Mind if I Gripe?

Posted By on October 1, 2007

I’m at my wits’ end, and I wish I had some idea what to do. At this rate, there is reason to doubt that our three youngest will live to age 6. This is because three-year-old Hypertot, who is labeled as cognitively delayed, happens, also, to be a genius. Not your ordinary sort of genius, but the mad-scientist-mechanical-engineer sort. And a hyperactive one.

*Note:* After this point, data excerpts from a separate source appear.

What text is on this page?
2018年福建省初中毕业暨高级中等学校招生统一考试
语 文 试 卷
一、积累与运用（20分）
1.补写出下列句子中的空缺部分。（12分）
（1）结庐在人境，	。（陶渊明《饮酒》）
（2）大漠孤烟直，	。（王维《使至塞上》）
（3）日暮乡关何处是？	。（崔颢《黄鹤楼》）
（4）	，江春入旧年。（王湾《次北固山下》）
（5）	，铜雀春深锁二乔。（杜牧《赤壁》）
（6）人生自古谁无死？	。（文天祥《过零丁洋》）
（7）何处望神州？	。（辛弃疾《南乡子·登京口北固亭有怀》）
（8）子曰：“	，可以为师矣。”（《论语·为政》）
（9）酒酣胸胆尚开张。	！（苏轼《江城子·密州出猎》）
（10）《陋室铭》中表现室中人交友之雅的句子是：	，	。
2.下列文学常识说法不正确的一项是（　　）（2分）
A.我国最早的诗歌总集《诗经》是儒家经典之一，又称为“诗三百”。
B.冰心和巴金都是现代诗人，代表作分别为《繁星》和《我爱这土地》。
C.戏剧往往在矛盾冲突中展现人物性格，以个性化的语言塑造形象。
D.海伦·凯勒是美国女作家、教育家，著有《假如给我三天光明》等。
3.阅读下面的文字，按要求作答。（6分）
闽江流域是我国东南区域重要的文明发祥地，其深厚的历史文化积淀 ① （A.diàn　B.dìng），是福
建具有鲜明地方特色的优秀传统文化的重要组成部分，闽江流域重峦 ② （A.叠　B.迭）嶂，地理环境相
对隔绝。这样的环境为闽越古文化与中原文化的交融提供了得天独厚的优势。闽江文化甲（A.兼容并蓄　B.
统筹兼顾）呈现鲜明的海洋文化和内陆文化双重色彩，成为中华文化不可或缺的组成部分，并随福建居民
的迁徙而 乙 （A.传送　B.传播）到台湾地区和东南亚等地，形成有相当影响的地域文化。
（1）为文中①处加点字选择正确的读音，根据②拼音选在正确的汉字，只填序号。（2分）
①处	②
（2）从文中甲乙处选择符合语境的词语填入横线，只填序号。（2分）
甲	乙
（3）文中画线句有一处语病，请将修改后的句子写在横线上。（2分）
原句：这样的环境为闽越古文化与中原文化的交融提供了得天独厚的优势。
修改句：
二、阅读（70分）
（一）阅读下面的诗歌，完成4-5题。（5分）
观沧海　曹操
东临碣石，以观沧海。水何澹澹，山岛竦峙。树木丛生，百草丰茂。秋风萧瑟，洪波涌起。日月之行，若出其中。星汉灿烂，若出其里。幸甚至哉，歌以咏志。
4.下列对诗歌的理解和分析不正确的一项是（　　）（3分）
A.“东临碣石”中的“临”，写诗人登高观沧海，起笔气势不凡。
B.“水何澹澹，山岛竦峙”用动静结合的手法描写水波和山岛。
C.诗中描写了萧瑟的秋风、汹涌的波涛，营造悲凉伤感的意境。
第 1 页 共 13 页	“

We’ve already given up on every safety device sold at Wal-Mart. He has outsmarted each and every one. He can open latches, unclasp straps, and open doors with doorknob covers effortlessly. He unhooks 6-foot-high eye hooks, removes tiny pins from hasps, and breaks right through locking cabinets, removing the doors from the hinges if necessary. He’s twice removed his bedroom door from the hinges. Childproof lids on medicines and bleach are a joke. The only two things that have ever worked were a backwards doorknob lock, and heavy duty magnetic cabinet locks. The backwards doorknob lock is simple: a regular lockable bedroom doorknob with a lock, the sort you can pick with your fingernail if you know how. He hasn’t yet figured out what we’re doing, but it’s just a matter of time. The magnetic lock is invisible from the outside, and requires a powerful magnet to be applied at the exact right spot to open.

My Charming and Patient Husband must, by now, be losing his patience. Saturday we spent the morning buying safety items at Home Depot. (Magnetic locks for the cabinets and a locking doorknob for the laundry room. The magnetic locks, by the way, are quite costy.) He spent the afternoon installing them, with no small effort. The doorknob was the first simple doorknob installation in this house, because all the doorknobs in the front of the house were a smaller size (older house) and he had to redrill the holes. But the magnetic locks are a bear. They’re worth both the cost and the effort, because everyone says the same thing about them: children who can break through every other safety can’t break through these.

But they don’t have a Hypertot. This afternoon, we discovered a puddle of bleach where he’d poured it out on the kitchen floor, and one-year-old Monkeytot locked under the sink.

Yes, he’s figured out how to open the cupboards with the UNBREAKABLE locks, without using a magnet.

Well, at least it’s been two days since he’s put her in the dryer.